Colin waited, but Cannon said nothing more.
"Mr. Cannon?" he finally said.
"Oh." Cannon sounded as if he'd been roused from a doze. "Well, thanks for calling, Mr. MacLaren," he said in a bright, false voice. "I appreciate your interest."
"Come and see me," Colin said urgently. "Or I can meet you up at Blackcock. What time are you meeting your editor?"
There was a bitter laugh at the other end of the phone. "You think I'll tell you that? I'm not that much of a greenhorn. Tell you what, MacLaren: I'll call you tomorrow. Maybe we'll have lunch."
"Mr. Cannon—" Colin began desperately. "Jock—"
"Thanks so much for calling, Professor," Cannon interrupted. There was the click of a receiver being replaced in its cradle, and then the buzz of a dial tone.

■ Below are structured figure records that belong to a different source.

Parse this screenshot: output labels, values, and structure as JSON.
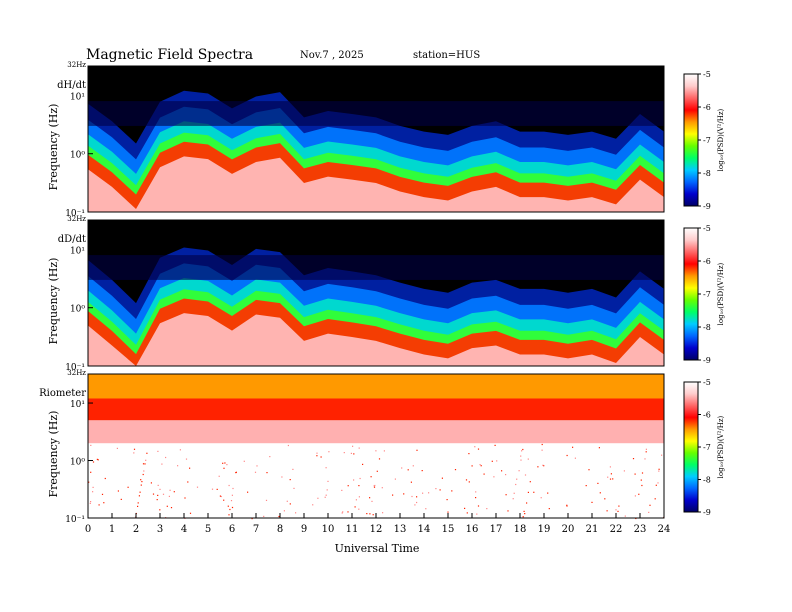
{
  "header": {
    "title": "Magnetic  Field  Spectra",
    "date": "Nov.7  , 2025",
    "station": "station=HUS"
  },
  "colors": {
    "background": "#000000",
    "colorbar_stops": [
      "#000066",
      "#0000cc",
      "#0066ff",
      "#00ccff",
      "#00ff66",
      "#66ff00",
      "#ffff00",
      "#ff9900",
      "#ff0000",
      "#ff6666",
      "#ffcccc",
      "#ffffff"
    ]
  },
  "chart_data": [
    {
      "type": "heatmap",
      "panel_label": "dH/dt",
      "top_label": "32Hz",
      "ylabel": "Frequency  (Hz)",
      "y_scale": "log",
      "ylim": [
        0.1,
        32
      ],
      "y_ticks": [
        "10⁻¹",
        "10⁰",
        "10¹"
      ],
      "colorbar": {
        "label": "log₁₀(PSD)(V²/Hz)",
        "ticks": [
          "-5",
          "-6",
          "-7",
          "-8",
          "-9"
        ],
        "range": [
          -9,
          -5
        ]
      },
      "low_freq_upper_hz": [
        1.2,
        0.6,
        0.25,
        1.3,
        2.0,
        1.8,
        1.0,
        1.6,
        1.9,
        0.7,
        0.9,
        0.8,
        0.7,
        0.5,
        0.4,
        0.35,
        0.5,
        0.6,
        0.4,
        0.4,
        0.35,
        0.4,
        0.3,
        0.8,
        0.4
      ]
    },
    {
      "type": "heatmap",
      "panel_label": "dD/dt",
      "top_label": "32Hz",
      "ylabel": "Frequency  (Hz)",
      "y_scale": "log",
      "ylim": [
        0.1,
        32
      ],
      "y_ticks": [
        "10⁻¹",
        "10⁰",
        "10¹"
      ],
      "colorbar": {
        "label": "log₁₀(PSD)(V²/Hz)",
        "ticks": [
          "-5",
          "-6",
          "-7",
          "-8",
          "-9"
        ],
        "range": [
          -9,
          -5
        ]
      },
      "low_freq_upper_hz": [
        1.1,
        0.5,
        0.2,
        1.2,
        1.8,
        1.6,
        0.9,
        1.7,
        1.5,
        0.6,
        0.8,
        0.7,
        0.6,
        0.45,
        0.35,
        0.3,
        0.45,
        0.5,
        0.35,
        0.35,
        0.3,
        0.35,
        0.25,
        0.7,
        0.35
      ]
    },
    {
      "type": "heatmap",
      "panel_label": "Riometer",
      "top_label": "32Hz",
      "ylabel": "Frequency  (Hz)",
      "y_scale": "log",
      "ylim": [
        0.1,
        32
      ],
      "y_ticks": [
        "10⁻¹",
        "10⁰",
        "10¹"
      ],
      "colorbar": {
        "label": "log₁₀(PSD)(V²/Hz)",
        "ticks": [
          "-5",
          "-6",
          "-7",
          "-8",
          "-9"
        ],
        "range": [
          -9,
          -5
        ]
      }
    }
  ],
  "x_axis": {
    "label": "Universal  Time",
    "range": [
      0,
      24
    ],
    "ticks": [
      "0",
      "1",
      "2",
      "3",
      "4",
      "5",
      "6",
      "7",
      "8",
      "9",
      "10",
      "11",
      "12",
      "13",
      "14",
      "15",
      "16",
      "17",
      "18",
      "19",
      "20",
      "21",
      "22",
      "23",
      "24"
    ]
  }
}
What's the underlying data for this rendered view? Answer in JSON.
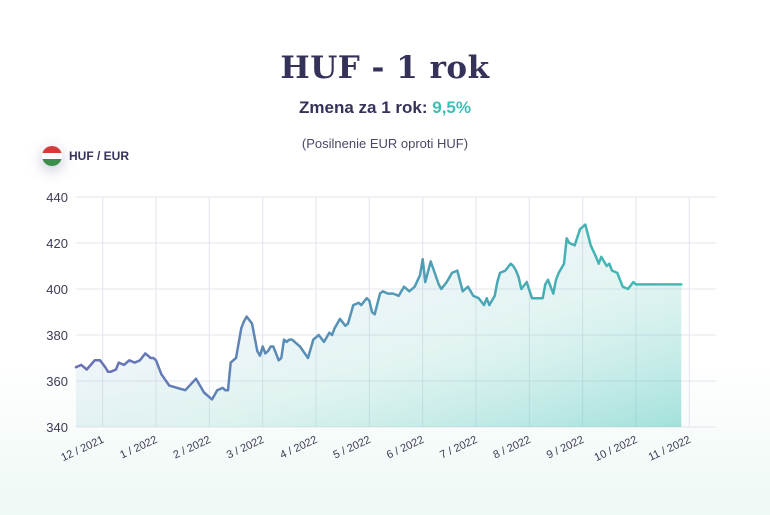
{
  "header": {
    "title": "HUF - 1 rok",
    "subtitle_label": "Zmena za 1 rok:",
    "subtitle_value": "9,5%",
    "note": "(Posilnenie EUR oproti HUF)"
  },
  "pair": {
    "label": "HUF / EUR",
    "flag_colors": [
      "#d63a3a",
      "#ffffff",
      "#3c8f4b"
    ]
  },
  "colors": {
    "line_start": "#6a6fb7",
    "line_end": "#3cc0b4",
    "grid": "#e3e4ee",
    "title": "#35325a",
    "accent": "#3cc0b4"
  },
  "chart_data": {
    "type": "line",
    "title": "HUF - 1 rok",
    "ylim": [
      340,
      440
    ],
    "yticks": [
      340,
      360,
      380,
      400,
      420,
      440
    ],
    "xlim": [
      0,
      12
    ],
    "grid": true,
    "xtick_labels": [
      "12 / 2021",
      "1 / 2022",
      "2 / 2022",
      "3 / 2022",
      "4 / 2022",
      "5 / 2022",
      "6 / 2022",
      "7 / 2022",
      "8 / 2022",
      "9 / 2022",
      "10 / 2022",
      "11 / 2022"
    ],
    "xtick_positions": [
      0.5,
      1.5,
      2.5,
      3.5,
      4.5,
      5.5,
      6.5,
      7.5,
      8.5,
      9.5,
      10.5,
      11.5
    ],
    "series": [
      {
        "x": [
          0,
          0.1,
          0.2,
          0.35,
          0.4,
          0.45,
          0.55,
          0.6,
          0.65,
          0.75,
          0.8,
          0.9,
          1.0,
          1.1,
          1.2,
          1.3,
          1.35,
          1.4,
          1.45,
          1.5,
          1.6,
          1.75,
          1.9,
          2.05,
          2.25,
          2.4,
          2.55,
          2.6,
          2.65,
          2.75,
          2.8,
          2.85,
          2.9,
          3.0,
          3.1,
          3.15,
          3.2,
          3.3,
          3.4,
          3.45,
          3.5,
          3.55,
          3.6,
          3.65,
          3.7,
          3.8,
          3.85,
          3.9,
          3.95,
          4.0,
          4.05,
          4.1,
          4.15,
          4.2,
          4.35,
          4.45,
          4.55,
          4.65,
          4.75,
          4.8,
          4.85,
          4.9,
          4.95,
          5.05,
          5.1,
          5.2,
          5.3,
          5.35,
          5.45,
          5.5,
          5.55,
          5.6,
          5.7,
          5.75,
          5.85,
          5.95,
          6.05,
          6.15,
          6.2,
          6.25,
          6.35,
          6.45,
          6.5,
          6.55,
          6.65,
          6.8,
          6.85,
          6.95,
          7.05,
          7.15,
          7.25,
          7.35,
          7.45,
          7.55,
          7.65,
          7.7,
          7.75,
          7.85,
          7.9,
          7.95,
          8.05,
          8.15,
          8.2,
          8.25,
          8.3,
          8.35,
          8.45,
          8.55,
          8.65,
          8.75,
          8.8,
          8.85,
          8.95,
          9.0,
          9.05,
          9.15,
          9.2,
          9.25,
          9.35,
          9.45,
          9.55,
          9.65,
          9.75,
          9.8,
          9.85,
          9.95,
          10.0,
          10.05,
          10.15,
          10.25,
          10.35,
          10.45,
          10.5,
          10.55,
          10.65,
          10.75,
          10.8,
          10.85,
          10.95,
          11.05,
          11.1,
          11.15,
          11.25,
          11.35
        ],
        "values": [
          366,
          367,
          365,
          369,
          369,
          369,
          366,
          364,
          364,
          365,
          368,
          367,
          369,
          368,
          369,
          372,
          371,
          370,
          370,
          369,
          363,
          358,
          357,
          356,
          361,
          355,
          352,
          354,
          356,
          357,
          356,
          356,
          368,
          370,
          383,
          386,
          388,
          385,
          373,
          371,
          375,
          372,
          373,
          375,
          375,
          369,
          370,
          378,
          377,
          378,
          378,
          377,
          376,
          375,
          370,
          378,
          380,
          377,
          381,
          380,
          383,
          385,
          387,
          384,
          385,
          393,
          394,
          393,
          396,
          395,
          390,
          389,
          398,
          399,
          398,
          398,
          397,
          401,
          400,
          399,
          401,
          406,
          413,
          403,
          412,
          402,
          400,
          403,
          407,
          408,
          399,
          401,
          397,
          396,
          393,
          396,
          393,
          397,
          403,
          407,
          408,
          411,
          410,
          408,
          405,
          400,
          403,
          396,
          396,
          396,
          402,
          404,
          398,
          404,
          407,
          411,
          422,
          420,
          419,
          426,
          428,
          419,
          414,
          411,
          414,
          410,
          411,
          408,
          407,
          401,
          400,
          403,
          402,
          402,
          402,
          402,
          402,
          402,
          402,
          402,
          402,
          402,
          402,
          402
        ]
      }
    ]
  }
}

Colin stared at the telephone in exasperation and pity. He only hoped that Cannon would call him tomorrow—and even more than that, he hoped Cannon would withdraw his manuscript about the black covens. The "good-faith" gesture might be enough to save his life.
It might.
The call he waited for didn't come. All through the day Colin waited, while he debated the wisdom of calling Cannon's wife, or his publisher, and reluctantly dismissed both notions. By the Oaths that bound him, he could not force his help on someone who did not wish it. He prayed that the call he waited for would come. When the telephone rang at four o'clock, Colin lunged for it anxiously.